Robert Adamson Bone (1924 – November 25, 2007)[1] was a scholar of African-American literature and a professor of English at Columbia University.


Bone was a conscientious objector during World War II,[1] and earned his B.A. in English from Yale University in 1945. He was National Secretary of the Young People’s Socialist League from 1946 to 1947, and then from 1947 to 1948 he worked in the automotive industry in Flint, Michigan. Returning to Yale, he earned a master's degree in American studies in 1949 and a doctorate in 1955. Bone taught at Yale and at the University of California, Los Angeles, before joining the faculty at Teachers College, Columbia, where he taught from 1965 to 1990.[2]


Bone's book The Negro Novel in America, his Yale dissertation, was published in two editions in 1958 and 1965, and translated into Japanese.[1] Reviewer August Meier places it within the New Criticism movement, and calls it a "brilliant and provocative study".[3] In it, Bone identifies four periods of African-American literature: a period of assimilation into the white middle class from 1890 to 1920, the pluralism of the Harlem Renaissance in the 1920s, a period of naturalism and protest during the Great Depression of the 1930s, and a "revolt against protest" in the 1940s. He discusses in detail many novels from each period, reserving particular praise for Richard Wright's Native Son (1940) and Ralph Ellison's Invisible Man (1952).[3]

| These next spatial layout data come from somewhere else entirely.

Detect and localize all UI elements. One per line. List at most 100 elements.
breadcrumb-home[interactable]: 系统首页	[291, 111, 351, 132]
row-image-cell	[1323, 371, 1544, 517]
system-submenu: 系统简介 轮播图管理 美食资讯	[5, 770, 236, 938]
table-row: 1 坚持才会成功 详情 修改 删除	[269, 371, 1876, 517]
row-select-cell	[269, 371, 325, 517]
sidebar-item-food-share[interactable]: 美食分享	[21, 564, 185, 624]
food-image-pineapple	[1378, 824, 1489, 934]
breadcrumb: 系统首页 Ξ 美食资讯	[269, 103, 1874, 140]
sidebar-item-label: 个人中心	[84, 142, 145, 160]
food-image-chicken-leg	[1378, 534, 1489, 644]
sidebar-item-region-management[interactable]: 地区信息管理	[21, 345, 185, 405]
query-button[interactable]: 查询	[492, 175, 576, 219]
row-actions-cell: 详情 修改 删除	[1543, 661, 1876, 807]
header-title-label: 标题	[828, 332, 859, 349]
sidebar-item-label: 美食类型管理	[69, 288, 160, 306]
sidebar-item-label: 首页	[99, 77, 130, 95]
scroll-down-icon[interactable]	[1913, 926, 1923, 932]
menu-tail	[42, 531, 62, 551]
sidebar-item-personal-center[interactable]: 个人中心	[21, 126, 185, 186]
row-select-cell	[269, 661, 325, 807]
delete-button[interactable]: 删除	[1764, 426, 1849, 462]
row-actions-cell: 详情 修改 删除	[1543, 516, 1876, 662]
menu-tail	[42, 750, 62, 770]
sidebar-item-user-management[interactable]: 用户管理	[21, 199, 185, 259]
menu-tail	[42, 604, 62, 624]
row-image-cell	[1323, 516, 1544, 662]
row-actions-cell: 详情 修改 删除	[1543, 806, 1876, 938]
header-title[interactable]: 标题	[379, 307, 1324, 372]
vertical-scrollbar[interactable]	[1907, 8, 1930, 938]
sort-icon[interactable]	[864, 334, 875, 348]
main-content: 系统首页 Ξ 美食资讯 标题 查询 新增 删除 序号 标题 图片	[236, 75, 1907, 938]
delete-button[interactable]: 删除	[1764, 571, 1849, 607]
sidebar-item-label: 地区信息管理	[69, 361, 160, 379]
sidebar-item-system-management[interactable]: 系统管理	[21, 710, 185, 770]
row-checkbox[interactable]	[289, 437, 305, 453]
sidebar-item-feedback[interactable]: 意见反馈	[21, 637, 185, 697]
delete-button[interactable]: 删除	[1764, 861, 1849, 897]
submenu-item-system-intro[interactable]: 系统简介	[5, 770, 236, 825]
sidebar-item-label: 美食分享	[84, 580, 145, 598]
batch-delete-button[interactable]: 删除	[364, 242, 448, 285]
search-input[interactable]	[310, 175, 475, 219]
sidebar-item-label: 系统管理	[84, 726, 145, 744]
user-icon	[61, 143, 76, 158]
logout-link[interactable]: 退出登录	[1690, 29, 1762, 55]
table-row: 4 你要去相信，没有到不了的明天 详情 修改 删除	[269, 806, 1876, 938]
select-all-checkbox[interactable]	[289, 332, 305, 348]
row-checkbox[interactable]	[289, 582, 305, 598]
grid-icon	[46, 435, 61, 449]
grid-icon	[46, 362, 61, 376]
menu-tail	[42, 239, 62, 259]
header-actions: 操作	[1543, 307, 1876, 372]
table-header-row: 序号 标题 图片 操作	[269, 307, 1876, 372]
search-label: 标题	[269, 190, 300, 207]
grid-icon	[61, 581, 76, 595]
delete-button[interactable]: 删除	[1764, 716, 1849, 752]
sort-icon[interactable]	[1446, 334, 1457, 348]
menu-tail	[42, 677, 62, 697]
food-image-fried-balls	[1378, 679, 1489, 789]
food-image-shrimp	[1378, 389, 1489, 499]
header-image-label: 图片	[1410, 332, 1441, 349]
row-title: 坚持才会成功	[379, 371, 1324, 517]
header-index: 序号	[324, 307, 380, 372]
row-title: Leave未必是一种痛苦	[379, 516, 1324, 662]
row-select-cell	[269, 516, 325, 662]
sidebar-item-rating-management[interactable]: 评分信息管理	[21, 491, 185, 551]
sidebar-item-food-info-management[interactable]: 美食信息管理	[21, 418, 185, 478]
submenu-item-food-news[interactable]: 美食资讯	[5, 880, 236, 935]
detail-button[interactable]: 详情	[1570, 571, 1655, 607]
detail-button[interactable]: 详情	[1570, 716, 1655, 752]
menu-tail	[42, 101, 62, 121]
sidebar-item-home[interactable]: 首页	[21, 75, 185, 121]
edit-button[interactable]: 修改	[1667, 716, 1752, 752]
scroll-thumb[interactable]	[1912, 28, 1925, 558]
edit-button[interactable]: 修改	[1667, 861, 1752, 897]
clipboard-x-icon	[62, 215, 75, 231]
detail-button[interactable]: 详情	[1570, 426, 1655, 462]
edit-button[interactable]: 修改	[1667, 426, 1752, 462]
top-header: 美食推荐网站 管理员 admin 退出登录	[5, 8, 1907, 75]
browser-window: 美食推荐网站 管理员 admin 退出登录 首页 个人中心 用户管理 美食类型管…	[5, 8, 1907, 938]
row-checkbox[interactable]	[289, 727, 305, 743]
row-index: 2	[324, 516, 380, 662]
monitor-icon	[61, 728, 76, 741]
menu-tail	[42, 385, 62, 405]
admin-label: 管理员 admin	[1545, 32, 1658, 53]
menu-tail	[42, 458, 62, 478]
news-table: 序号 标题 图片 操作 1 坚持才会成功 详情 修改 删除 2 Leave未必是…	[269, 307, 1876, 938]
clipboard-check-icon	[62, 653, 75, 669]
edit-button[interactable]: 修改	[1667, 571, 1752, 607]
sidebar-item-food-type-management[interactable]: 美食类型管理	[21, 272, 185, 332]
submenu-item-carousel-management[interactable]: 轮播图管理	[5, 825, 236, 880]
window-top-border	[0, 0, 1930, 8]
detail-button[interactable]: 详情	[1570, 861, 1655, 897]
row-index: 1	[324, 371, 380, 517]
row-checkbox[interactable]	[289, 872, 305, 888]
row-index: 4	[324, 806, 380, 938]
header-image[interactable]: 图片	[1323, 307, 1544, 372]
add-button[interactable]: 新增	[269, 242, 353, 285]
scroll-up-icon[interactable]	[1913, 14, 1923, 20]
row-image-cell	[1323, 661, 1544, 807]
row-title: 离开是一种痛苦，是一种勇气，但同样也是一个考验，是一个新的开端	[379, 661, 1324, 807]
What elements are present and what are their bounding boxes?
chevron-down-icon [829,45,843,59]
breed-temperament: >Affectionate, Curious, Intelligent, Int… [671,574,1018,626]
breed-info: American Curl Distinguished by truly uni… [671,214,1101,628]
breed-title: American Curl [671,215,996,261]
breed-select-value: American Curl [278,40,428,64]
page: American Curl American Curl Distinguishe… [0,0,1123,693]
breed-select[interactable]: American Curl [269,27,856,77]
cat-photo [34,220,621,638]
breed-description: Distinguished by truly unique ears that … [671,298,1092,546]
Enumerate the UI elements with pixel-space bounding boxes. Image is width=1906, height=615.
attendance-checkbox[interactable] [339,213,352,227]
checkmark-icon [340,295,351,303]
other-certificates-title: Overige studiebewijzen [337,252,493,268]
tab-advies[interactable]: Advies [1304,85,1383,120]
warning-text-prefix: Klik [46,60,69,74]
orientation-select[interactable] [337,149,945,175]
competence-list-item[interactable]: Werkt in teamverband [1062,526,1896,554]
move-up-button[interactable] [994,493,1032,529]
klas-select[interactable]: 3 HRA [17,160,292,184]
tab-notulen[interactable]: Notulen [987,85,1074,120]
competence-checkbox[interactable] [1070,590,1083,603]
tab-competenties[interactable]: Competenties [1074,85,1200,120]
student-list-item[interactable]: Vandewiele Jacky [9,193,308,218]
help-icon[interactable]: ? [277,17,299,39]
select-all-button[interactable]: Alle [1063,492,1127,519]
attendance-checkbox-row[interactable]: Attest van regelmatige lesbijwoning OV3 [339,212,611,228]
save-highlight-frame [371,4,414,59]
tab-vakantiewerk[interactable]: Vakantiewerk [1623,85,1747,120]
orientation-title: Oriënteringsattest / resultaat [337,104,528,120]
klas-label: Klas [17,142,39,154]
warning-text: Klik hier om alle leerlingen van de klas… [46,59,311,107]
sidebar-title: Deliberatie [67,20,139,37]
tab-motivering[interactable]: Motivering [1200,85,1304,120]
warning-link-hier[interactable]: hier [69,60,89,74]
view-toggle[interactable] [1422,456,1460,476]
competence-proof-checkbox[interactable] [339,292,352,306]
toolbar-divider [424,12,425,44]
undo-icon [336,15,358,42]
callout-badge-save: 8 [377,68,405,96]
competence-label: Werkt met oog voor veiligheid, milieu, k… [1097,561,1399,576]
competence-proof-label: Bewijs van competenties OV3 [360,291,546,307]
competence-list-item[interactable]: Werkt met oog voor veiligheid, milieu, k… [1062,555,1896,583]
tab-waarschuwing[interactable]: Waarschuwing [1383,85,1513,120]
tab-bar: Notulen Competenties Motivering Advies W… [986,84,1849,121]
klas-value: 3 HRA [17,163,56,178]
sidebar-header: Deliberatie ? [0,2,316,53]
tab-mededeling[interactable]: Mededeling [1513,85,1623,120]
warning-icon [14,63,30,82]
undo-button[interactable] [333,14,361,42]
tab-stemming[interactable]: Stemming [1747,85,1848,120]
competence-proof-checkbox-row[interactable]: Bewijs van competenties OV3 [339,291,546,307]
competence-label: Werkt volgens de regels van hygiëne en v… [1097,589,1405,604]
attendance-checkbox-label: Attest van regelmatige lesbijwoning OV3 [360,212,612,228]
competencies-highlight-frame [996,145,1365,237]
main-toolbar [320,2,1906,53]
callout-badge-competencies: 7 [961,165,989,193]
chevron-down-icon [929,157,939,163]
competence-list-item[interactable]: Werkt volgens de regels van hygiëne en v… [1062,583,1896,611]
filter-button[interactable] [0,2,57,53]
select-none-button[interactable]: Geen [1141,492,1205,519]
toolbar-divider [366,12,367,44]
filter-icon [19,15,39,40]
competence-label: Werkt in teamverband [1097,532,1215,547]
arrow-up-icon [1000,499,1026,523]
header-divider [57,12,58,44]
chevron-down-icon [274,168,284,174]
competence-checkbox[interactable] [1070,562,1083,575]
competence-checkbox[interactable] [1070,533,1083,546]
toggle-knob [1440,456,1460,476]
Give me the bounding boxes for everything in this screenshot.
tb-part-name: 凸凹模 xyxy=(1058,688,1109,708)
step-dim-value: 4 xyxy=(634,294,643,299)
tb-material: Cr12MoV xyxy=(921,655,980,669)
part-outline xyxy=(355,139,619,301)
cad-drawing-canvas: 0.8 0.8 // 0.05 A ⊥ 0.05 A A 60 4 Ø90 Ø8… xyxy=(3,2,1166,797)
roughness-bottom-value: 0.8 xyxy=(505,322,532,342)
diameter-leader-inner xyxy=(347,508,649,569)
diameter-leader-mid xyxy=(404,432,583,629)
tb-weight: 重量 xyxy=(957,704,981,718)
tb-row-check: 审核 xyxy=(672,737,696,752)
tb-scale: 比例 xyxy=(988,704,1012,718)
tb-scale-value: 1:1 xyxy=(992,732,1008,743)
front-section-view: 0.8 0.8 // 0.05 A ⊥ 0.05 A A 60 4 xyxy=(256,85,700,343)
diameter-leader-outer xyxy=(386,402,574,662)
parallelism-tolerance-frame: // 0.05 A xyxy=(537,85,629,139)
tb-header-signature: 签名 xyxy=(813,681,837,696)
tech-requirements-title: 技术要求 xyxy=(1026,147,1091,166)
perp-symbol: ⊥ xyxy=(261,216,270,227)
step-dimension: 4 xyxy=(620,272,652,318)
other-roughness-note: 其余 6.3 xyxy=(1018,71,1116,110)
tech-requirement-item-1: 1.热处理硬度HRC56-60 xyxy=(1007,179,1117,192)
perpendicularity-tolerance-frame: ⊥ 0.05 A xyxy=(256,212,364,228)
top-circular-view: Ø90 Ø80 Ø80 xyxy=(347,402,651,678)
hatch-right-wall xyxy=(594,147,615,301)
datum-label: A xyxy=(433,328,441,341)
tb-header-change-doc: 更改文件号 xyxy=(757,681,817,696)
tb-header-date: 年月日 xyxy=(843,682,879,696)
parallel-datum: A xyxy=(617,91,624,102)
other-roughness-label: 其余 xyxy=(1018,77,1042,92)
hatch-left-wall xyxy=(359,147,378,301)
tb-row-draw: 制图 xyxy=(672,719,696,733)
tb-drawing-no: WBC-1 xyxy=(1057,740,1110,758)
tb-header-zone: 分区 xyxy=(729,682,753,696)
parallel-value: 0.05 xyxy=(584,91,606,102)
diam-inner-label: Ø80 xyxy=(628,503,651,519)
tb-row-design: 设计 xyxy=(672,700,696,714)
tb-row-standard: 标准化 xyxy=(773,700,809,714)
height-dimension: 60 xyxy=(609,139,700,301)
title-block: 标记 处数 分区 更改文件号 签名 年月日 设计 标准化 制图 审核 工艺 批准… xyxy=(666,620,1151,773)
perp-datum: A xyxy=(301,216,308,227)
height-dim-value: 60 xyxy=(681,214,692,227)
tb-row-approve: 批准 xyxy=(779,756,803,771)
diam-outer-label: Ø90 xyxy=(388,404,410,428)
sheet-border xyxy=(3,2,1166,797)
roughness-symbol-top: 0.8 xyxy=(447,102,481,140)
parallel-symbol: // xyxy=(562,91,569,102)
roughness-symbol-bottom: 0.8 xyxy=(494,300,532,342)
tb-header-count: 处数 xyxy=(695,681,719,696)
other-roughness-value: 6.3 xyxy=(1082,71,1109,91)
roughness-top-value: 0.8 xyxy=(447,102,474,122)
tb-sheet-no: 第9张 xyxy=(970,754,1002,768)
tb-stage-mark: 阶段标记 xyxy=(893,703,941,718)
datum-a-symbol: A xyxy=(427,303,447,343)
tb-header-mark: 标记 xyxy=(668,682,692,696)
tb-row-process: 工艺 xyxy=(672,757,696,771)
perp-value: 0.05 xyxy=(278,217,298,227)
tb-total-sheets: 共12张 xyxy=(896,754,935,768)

Bone also wrote Down Home: A History of Afro-American Short Fiction from its Beginnings to the End of the Harlem Renaissance (Putnam, 1975) and a short book on Native Son author Richard Wright.[1] A manuscript left unfinished at Bone's death was completed by Richard A. Courage and published as The Muse in Bronzeville: African American Creative Expression in Chicago, 1932-1950 (Rutgers University Press, 2011).

Another of Bone's contributions is the name of the "Black Chicago Renaissance", a period of expansion for African-American culture in Chicago prior to World War II.[4]


  1. ^ a b c d TC Mourns Four from Its Faculty, The Campaign for Educational Equity, Teachers College, Columbia University, December 12, 2007, retrieved May 14, 2012.
  2. ^ Robert A. Bone Collection, Teachers College, Columbia University, retrieved May 14, 2012.
  3. ^ a b Meier, August (1959), "Some Reflections on the Negro Novel", CLA Journal, 2: 168–177.
  4. ^ Tracy, Steven C. (2011). Writers of the Black Chicago Renaissance. University of Illinois Press. p. 1. ISBN 978-0-252-03639-2.